Jusqu'à ce jour, je n'ai jamais parlé de mes deux
garçons. Pourquoi ? J'avais honte ? Peur qu'on me
plaigne ?
Tout cela un peu mélangé. Je crois, surtout, que
c'était pour échapper à la question terrible :
«Qu'est-ce qu'ils font ?»
Aujourd'hui que le temps presse, que la fin du
monde est proche et que je suis de plus en plus
biodégradable, j'ai décidé de leur écrire un livre.
Pour qu'on ne les oublie pas, qu'il ne reste pas
d'eux seulement une photo sur la carte
d'invalidité. Peut-être pour dire mes remords.
Je n'ai pas été un très bon père. Souvent, je ne
les supportais pas. Avec eux, il fallait une
patience d'ange, et je ne suis pas un ange.
Grâce à eux, j'ai eu des avantages sur les
parents d'enfants normaux.
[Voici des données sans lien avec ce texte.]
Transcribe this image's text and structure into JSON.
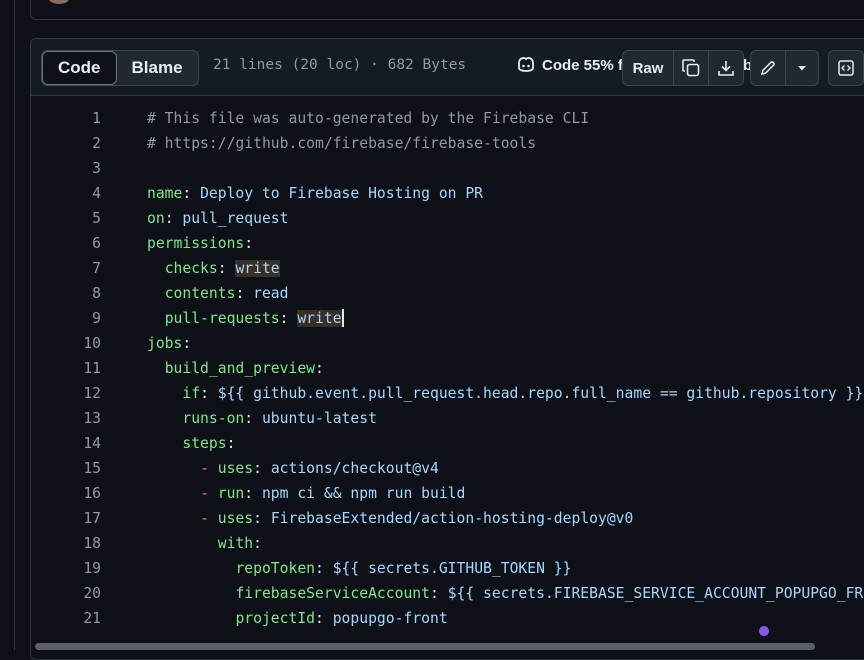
{
  "header": {
    "tabs": [
      {
        "label": "Code",
        "active": true
      },
      {
        "label": "Blame",
        "active": false
      }
    ],
    "file_info": "21 lines (20 loc) · 682 Bytes",
    "copilot_label": "Code 55% f",
    "raw_label": "Raw",
    "behind_text": "b"
  },
  "icons": {
    "copilot": "copilot-icon",
    "copy": "copy-icon",
    "download": "download-icon",
    "edit": "pencil-icon",
    "more": "triangle-down-icon",
    "symbols": "code-square-icon"
  },
  "colors": {
    "background": "#0d1117",
    "key": "#7ee787",
    "value": "#a5d6ff",
    "comment": "#9198a1",
    "dash": "#ff7b72",
    "accent_dot": "#8957e5"
  },
  "code": {
    "lines": [
      {
        "n": "1",
        "parts": [
          {
            "t": "# This file was auto-generated by the Firebase CLI",
            "c": "comment"
          }
        ]
      },
      {
        "n": "2",
        "parts": [
          {
            "t": "# https://github.com/firebase/firebase-tools",
            "c": "comment"
          }
        ]
      },
      {
        "n": "3",
        "parts": []
      },
      {
        "n": "4",
        "parts": [
          {
            "t": "name",
            "c": "key"
          },
          {
            "t": ": ",
            "c": "punc"
          },
          {
            "t": "Deploy to Firebase Hosting on PR",
            "c": "val"
          }
        ]
      },
      {
        "n": "5",
        "parts": [
          {
            "t": "on",
            "c": "key"
          },
          {
            "t": ": ",
            "c": "punc"
          },
          {
            "t": "pull_request",
            "c": "val"
          }
        ]
      },
      {
        "n": "6",
        "parts": [
          {
            "t": "permissions",
            "c": "key"
          },
          {
            "t": ":",
            "c": "punc"
          }
        ]
      },
      {
        "n": "7",
        "parts": [
          {
            "t": "  ",
            "c": "punc"
          },
          {
            "t": "checks",
            "c": "key"
          },
          {
            "t": ": ",
            "c": "punc"
          },
          {
            "t": "write",
            "c": "val",
            "hl": true
          }
        ]
      },
      {
        "n": "8",
        "parts": [
          {
            "t": "  ",
            "c": "punc"
          },
          {
            "t": "contents",
            "c": "key"
          },
          {
            "t": ": ",
            "c": "punc"
          },
          {
            "t": "read",
            "c": "val"
          }
        ]
      },
      {
        "n": "9",
        "parts": [
          {
            "t": "  ",
            "c": "punc"
          },
          {
            "t": "pull-requests",
            "c": "key"
          },
          {
            "t": ": ",
            "c": "punc"
          },
          {
            "t": "write",
            "c": "val",
            "hl": true,
            "cursor": true
          }
        ]
      },
      {
        "n": "10",
        "parts": [
          {
            "t": "jobs",
            "c": "key"
          },
          {
            "t": ":",
            "c": "punc"
          }
        ]
      },
      {
        "n": "11",
        "parts": [
          {
            "t": "  ",
            "c": "punc"
          },
          {
            "t": "build_and_preview",
            "c": "key"
          },
          {
            "t": ":",
            "c": "punc"
          }
        ]
      },
      {
        "n": "12",
        "parts": [
          {
            "t": "    ",
            "c": "punc"
          },
          {
            "t": "if",
            "c": "key"
          },
          {
            "t": ": ",
            "c": "punc"
          },
          {
            "t": "${{ github.event.pull_request.head.repo.full_name == github.repository }}",
            "c": "val"
          }
        ]
      },
      {
        "n": "13",
        "parts": [
          {
            "t": "    ",
            "c": "punc"
          },
          {
            "t": "runs-on",
            "c": "key"
          },
          {
            "t": ": ",
            "c": "punc"
          },
          {
            "t": "ubuntu-latest",
            "c": "val"
          }
        ]
      },
      {
        "n": "14",
        "parts": [
          {
            "t": "    ",
            "c": "punc"
          },
          {
            "t": "steps",
            "c": "key"
          },
          {
            "t": ":",
            "c": "punc"
          }
        ]
      },
      {
        "n": "15",
        "parts": [
          {
            "t": "      ",
            "c": "punc"
          },
          {
            "t": "- ",
            "c": "dash"
          },
          {
            "t": "uses",
            "c": "key"
          },
          {
            "t": ": ",
            "c": "punc"
          },
          {
            "t": "actions/checkout@v4",
            "c": "val"
          }
        ]
      },
      {
        "n": "16",
        "parts": [
          {
            "t": "      ",
            "c": "punc"
          },
          {
            "t": "- ",
            "c": "dash"
          },
          {
            "t": "run",
            "c": "key"
          },
          {
            "t": ": ",
            "c": "punc"
          },
          {
            "t": "npm ci && npm run build",
            "c": "val"
          }
        ]
      },
      {
        "n": "17",
        "parts": [
          {
            "t": "      ",
            "c": "punc"
          },
          {
            "t": "- ",
            "c": "dash"
          },
          {
            "t": "uses",
            "c": "key"
          },
          {
            "t": ": ",
            "c": "punc"
          },
          {
            "t": "FirebaseExtended/action-hosting-deploy@v0",
            "c": "val"
          }
        ]
      },
      {
        "n": "18",
        "parts": [
          {
            "t": "        ",
            "c": "punc"
          },
          {
            "t": "with",
            "c": "key"
          },
          {
            "t": ":",
            "c": "punc"
          }
        ]
      },
      {
        "n": "19",
        "parts": [
          {
            "t": "          ",
            "c": "punc"
          },
          {
            "t": "repoToken",
            "c": "key"
          },
          {
            "t": ": ",
            "c": "punc"
          },
          {
            "t": "${{ secrets.GITHUB_TOKEN }}",
            "c": "val"
          }
        ]
      },
      {
        "n": "20",
        "parts": [
          {
            "t": "          ",
            "c": "punc"
          },
          {
            "t": "firebaseServiceAccount",
            "c": "key"
          },
          {
            "t": ": ",
            "c": "punc"
          },
          {
            "t": "${{ secrets.FIREBASE_SERVICE_ACCOUNT_POPUPGO_FRONT }}",
            "c": "val"
          }
        ]
      },
      {
        "n": "21",
        "parts": [
          {
            "t": "          ",
            "c": "punc"
          },
          {
            "t": "projectId",
            "c": "key"
          },
          {
            "t": ": ",
            "c": "punc"
          },
          {
            "t": "popupgo-front",
            "c": "val"
          }
        ]
      }
    ]
  }
}
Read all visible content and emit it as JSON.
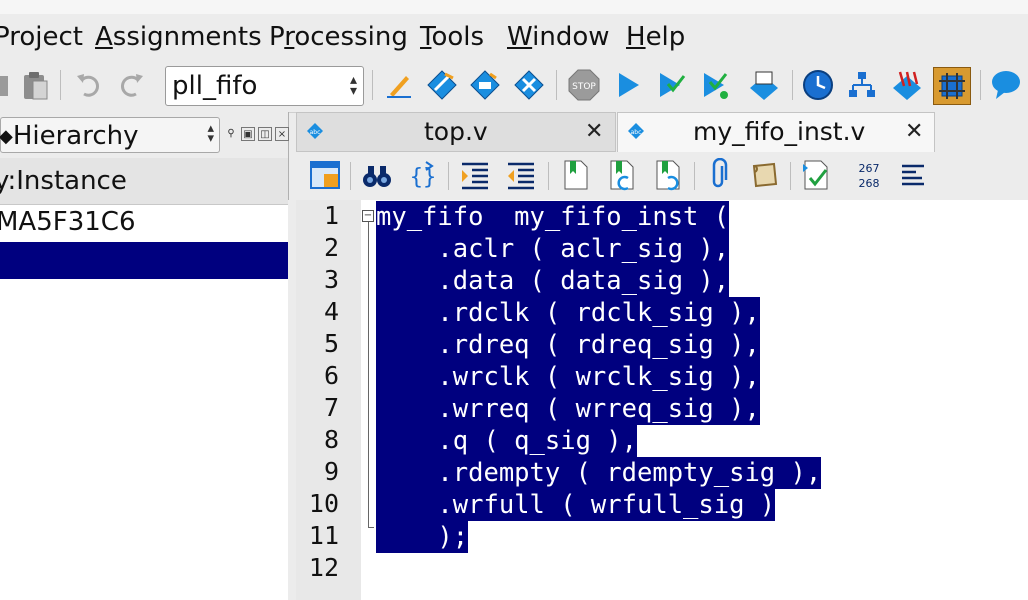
{
  "menu": [
    {
      "label": "Project",
      "ul": ""
    },
    {
      "label": "Assignments",
      "ul": "A"
    },
    {
      "label": "Processing",
      "ul": "r"
    },
    {
      "label": "Tools",
      "ul": "T"
    },
    {
      "label": "Window",
      "ul": "W"
    },
    {
      "label": "Help",
      "ul": "H"
    }
  ],
  "toolbar": {
    "project_combo": "pll_fifo",
    "icons": [
      "paste-icon",
      "undo-icon",
      "redo-icon",
      "edit-icon",
      "analysis-icon",
      "synthesis-icon",
      "fitter-icon",
      "stop-icon",
      "start-compilation-icon",
      "analysis-elaboration-icon",
      "timing-icon",
      "assembler-icon",
      "timequest-icon",
      "netlist-viewer-icon",
      "chip-planner-icon",
      "pin-planner-icon",
      "help-icon"
    ]
  },
  "left_panel": {
    "view_selector": "Hierarchy",
    "column_header": "y:Instance",
    "rows": [
      "MA5F31C6",
      ""
    ]
  },
  "tabs": [
    {
      "label": "top.v",
      "active": false
    },
    {
      "label": "my_fifo_inst.v",
      "active": true
    }
  ],
  "editor": {
    "line_numbers": [
      "1",
      "2",
      "3",
      "4",
      "5",
      "6",
      "7",
      "8",
      "9",
      "10",
      "11",
      "12"
    ],
    "lines": [
      "my_fifo  my_fifo_inst (",
      "    .aclr ( aclr_sig ),",
      "    .data ( data_sig ),",
      "    .rdclk ( rdclk_sig ),",
      "    .rdreq ( rdreq_sig ),",
      "    .wrclk ( wrclk_sig ),",
      "    .wrreq ( wrreq_sig ),",
      "    .q ( q_sig ),",
      "    .rdempty ( rdempty_sig ),",
      "    .wrfull ( wrfull_sig )",
      "    );",
      ""
    ],
    "selection_color": "#00007f",
    "line_number_label_top": "267",
    "line_number_label_bottom": "268"
  }
}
Je n'ai pas eu de
soucis avec leurs études ni leur orientation
professionnelle. Nous n'avons pas eu à hésiter
entre filière scientifique et filière littéraire. Pas
eu à nous inquiéter de savoir ce qu'ils feraient
plus tard, on a su rapidement que ce serait : rien.
Et surtout, pendant de nombreuses années, j'ai
bénéficié d'une vignette automobile gratuite.
Grâce à eux, j'ai pu rouler dans des grosses
voitures américaines.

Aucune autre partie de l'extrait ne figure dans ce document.